The doctor's plan for the rest of his life has been shattered. On April 15, 1999, he was supposed to pay his taxes on his 1998 income, on the profits he made from selling his business, and on the money he had taken out of his IRA.

He owed $700,000. He had nothing. Everything was offshore.

"It was as if a ton of bricks had fallen on me," he said. "I realized my money might be gone, and I had these huge bills to pay."

He filed for an extension with the IRS, then another.

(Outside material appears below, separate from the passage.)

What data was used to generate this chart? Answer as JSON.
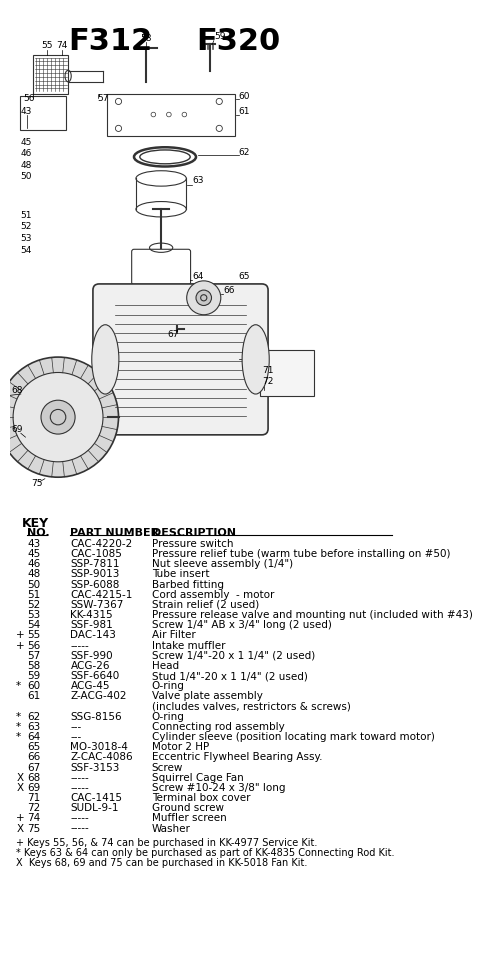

He finally paid the IRS $30,000 in October 1999 and said that was all he had.

With his practice gone, he took a job working for someone else, on salary, in a clinic.

He has a meeting scheduled with an IRS agent to begin working out payment schedules to pay off his tax bill.

He will not be retiring any time soon. He will have to work for many years to pay off his tax bill.

And if and when he does retire, his lifestyle will not be as comfortable as if he had simply kept his money in his old IRA.

Perhaps worse, his confidence in himself, his self-esteem, has been destroyed. He's not the person he thought he was.

"My faith in myself to pick out good people has really been shaken by this," he said.

He doubts he will ever get any of his money back. "I'm back in my black and white box," he said.

"I just hope that someday a little part of me can see a little Technicolor come back."